Egypt vote lays bare sharp, post-coup divisions

Egypt vote lays bare sharp, post-coup divisions

CAIRO (AP) — A referendum on a new constitution has laid bare the sharp divisions in Egypt, six months after the military removed the elected Islamist president, with pro-army voters lining up outside polling stations, singing patriotic songs, kissing images of Egypt's top officer and sharing upbeat hopes for their troubled nation.

Sporadic violence flared across much of the country on the first day of the voting, leaving 11 dead, with protesters burning tires and pelting police with rocks and firebombs creating just enough tension to keep many voters at home Tuesday.

The constitutional vote, which ends Wednesday evening, is a key milestone in a military-backed political roadmap toward new elections for a president and a parliament after the July 3 coup that left the nation sharply divided between Muslim Brotherhood supporters in one camp, and the military and security forces in another, backed by a large segment of the population that is yearning for stability after three years of deadly turmoil and economic woes.

Still, the vote so far has yielded telling signs that the national sentiment is overwhelmingly behind military chief Gen. Abdel-Fattah el-Sissi, whose possible presidential run later this year has grown more likely by the day.

That a career army officer might be Egypt's next president has raised questions about the future of democracy here, but it also speaks to the fatigue felt by most Egyptians after all the upheaval that engulfed the country since the 2011 ouster of the longtime autocratic ruler Hosni Mubarak.
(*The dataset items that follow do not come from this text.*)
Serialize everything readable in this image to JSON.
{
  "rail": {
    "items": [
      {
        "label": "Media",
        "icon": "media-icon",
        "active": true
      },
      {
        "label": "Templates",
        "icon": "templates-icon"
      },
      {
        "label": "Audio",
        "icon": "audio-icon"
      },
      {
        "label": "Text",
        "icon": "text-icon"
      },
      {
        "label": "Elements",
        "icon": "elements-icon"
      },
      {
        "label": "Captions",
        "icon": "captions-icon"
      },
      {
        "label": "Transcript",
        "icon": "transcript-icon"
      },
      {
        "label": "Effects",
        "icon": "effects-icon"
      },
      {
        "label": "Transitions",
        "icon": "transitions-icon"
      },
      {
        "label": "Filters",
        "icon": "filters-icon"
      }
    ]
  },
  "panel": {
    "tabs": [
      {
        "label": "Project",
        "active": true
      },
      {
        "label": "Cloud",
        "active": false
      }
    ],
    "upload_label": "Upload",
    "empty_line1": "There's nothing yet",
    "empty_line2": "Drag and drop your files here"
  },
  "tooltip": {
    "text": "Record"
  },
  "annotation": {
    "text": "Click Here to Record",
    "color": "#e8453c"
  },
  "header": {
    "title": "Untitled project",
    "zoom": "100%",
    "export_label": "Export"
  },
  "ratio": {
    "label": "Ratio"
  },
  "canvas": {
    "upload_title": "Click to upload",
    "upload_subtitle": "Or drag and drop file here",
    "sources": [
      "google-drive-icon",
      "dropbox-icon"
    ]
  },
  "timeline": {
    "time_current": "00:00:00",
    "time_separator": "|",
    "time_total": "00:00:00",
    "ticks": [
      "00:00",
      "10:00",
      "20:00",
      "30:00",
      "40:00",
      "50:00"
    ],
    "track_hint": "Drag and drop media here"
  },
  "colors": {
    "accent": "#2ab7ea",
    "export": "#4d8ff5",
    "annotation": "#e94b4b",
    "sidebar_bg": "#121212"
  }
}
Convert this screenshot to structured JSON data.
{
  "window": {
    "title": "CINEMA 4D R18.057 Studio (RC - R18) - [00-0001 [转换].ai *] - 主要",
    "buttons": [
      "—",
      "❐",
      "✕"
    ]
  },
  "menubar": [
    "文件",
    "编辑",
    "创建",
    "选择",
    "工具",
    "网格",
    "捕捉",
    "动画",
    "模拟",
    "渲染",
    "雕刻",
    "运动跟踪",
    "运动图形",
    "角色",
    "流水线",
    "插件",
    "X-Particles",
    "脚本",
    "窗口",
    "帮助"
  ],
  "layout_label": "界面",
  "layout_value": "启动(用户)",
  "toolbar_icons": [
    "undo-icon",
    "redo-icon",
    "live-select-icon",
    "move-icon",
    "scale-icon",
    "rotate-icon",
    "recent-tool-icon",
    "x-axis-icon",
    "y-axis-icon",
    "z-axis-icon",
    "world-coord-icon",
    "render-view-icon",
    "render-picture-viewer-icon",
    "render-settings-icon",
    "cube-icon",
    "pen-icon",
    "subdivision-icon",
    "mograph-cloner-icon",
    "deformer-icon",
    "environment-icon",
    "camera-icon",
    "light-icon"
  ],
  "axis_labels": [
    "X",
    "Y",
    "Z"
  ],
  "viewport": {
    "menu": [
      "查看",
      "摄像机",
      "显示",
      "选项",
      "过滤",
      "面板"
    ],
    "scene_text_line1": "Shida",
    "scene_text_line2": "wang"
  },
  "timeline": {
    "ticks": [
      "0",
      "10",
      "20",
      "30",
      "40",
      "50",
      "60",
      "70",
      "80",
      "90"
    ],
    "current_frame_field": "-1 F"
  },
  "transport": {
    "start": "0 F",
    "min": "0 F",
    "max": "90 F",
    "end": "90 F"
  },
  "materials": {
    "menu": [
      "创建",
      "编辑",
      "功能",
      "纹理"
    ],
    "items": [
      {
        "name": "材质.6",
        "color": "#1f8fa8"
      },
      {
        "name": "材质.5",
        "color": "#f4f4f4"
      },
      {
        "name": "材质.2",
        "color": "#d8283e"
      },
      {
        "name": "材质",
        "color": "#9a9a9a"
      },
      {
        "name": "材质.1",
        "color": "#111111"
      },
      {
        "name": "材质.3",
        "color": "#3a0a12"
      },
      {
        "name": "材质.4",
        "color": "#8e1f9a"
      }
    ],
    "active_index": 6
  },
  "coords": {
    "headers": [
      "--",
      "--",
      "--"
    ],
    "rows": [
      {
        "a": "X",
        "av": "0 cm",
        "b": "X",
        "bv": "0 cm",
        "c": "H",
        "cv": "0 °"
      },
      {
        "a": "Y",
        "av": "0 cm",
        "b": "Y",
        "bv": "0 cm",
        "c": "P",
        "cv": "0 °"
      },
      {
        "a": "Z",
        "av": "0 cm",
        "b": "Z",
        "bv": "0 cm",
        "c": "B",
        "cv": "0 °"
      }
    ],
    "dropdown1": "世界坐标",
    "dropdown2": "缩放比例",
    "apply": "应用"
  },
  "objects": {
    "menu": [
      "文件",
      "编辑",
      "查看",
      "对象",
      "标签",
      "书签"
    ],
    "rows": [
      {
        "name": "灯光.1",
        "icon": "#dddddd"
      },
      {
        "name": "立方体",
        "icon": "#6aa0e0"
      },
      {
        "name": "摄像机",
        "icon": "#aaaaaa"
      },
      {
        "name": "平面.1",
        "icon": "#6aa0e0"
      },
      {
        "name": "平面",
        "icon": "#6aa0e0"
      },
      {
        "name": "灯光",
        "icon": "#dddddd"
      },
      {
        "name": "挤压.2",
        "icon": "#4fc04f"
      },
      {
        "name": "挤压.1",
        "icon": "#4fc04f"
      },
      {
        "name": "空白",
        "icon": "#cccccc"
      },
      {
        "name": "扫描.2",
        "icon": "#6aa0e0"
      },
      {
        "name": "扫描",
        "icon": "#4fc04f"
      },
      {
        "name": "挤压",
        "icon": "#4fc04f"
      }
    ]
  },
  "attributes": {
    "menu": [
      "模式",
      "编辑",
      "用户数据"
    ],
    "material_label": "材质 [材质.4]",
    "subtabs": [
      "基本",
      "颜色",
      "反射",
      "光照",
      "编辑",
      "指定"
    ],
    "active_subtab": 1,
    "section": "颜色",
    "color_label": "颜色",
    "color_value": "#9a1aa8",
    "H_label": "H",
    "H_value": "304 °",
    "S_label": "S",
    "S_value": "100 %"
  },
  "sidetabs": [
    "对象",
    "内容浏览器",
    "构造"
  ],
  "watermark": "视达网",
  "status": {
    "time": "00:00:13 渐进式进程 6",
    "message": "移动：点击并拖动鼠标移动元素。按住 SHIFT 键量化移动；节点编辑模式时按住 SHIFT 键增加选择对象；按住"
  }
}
The vote is taking place in a climate of fear and paranoia, with authorities, the mostly pro-military media and a significant number of Egyptians showing little or no tolerance for dissent. Campaigning for a "no" vote risked arrest by the police. Egyptians who have voiced their opposition to the charter, or even just parts of it, are quickly labeled as traitors.

Nearly 400,000 soldiers and policemen fanned out across the nation of some 90 million people on Tuesday to protect voters against possible attacks by militants loyal to ousted President Mohammed Morsi, who hails from the Brotherhood. Military helicopters hovered over Cairo and other major cities, while grim-faced, black-clad masked commandos stood guard outside polling centers.
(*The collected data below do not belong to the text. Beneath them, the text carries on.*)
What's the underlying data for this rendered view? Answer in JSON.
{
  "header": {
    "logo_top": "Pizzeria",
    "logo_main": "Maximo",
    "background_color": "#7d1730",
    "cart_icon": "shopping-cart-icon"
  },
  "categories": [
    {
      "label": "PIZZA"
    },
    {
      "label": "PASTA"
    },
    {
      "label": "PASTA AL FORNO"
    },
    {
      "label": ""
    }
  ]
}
An explosion struck a Cairo courthouse before polls opened, damaging its facade and shattering windows in nearby buildings but causing no casualties in the densely populated Cairo neighborhood of Imbaba, a Brotherhood stronghold.

The Health Ministry said 11 people were killed and 28 were wounded in clashes between pro-Morsi protesters and security forces — a relatively low number of fatalities, well below the grim predictions in the run-up to the ballot.

The Brotherhood, now branded a terrorist group, had called for a boycott and vowed mass demonstrations to disrupt the vote. But Tuesday's widely scattered protests numbered no more than 200-300 people each, mostly teenagers and men in their early 20s, many armed with rocks, firebombs and bird shot.

The referendum is the sixth nationwide vote since Mubarak was toppled in 2011, with the five others widely considered the freest ever in Egypt, including the June 2012 election won by Morsi.

But this vote was tainted by criticism that many of the freedoms won during the revolution have vanished amid a fierce crackdown on Morsi's Brotherhood and a smear campaign against some of the activists who engineered the 2011 uprising but remained steadfastly opposed to the military's involvement in politics.

The new charter, drafted by a committee dominated by liberals appointed by the military-backed government, would ban political parties based on religion, give women equal rights and protect the status of minority Christians. It also gives the military special status by allowing it to select its own candidate for the job of defense minister for the next eight years and empowering it to bring civilians before military tribunals in certain cases.

The charter is a heavily amended version of a constitution written by Morsi's Islamist allies and ratified in December 2012 with some 64 percent of the vote, but with a nationwide turnout of just over 30 percent.

The current government is looking for a bigger "yes" majority and larger turnout to win undisputed legitimacy and perhaps a popular mandate for el-Sissi to run for president. El-Sissi has yet to say outright whether he plans to seek the nation's highest office, but his candidacy appears increasingly likely every day.

Illustrating the high stakes, the government and the overwhelmingly pro-military media have portrayed the balloting as key to the nation's security and stability. Hundreds of thousands of fliers, posters, banners and billboards have urged Egyptians to vote "yes," while anyone displaying posters calling for a "no" vote risked arrest.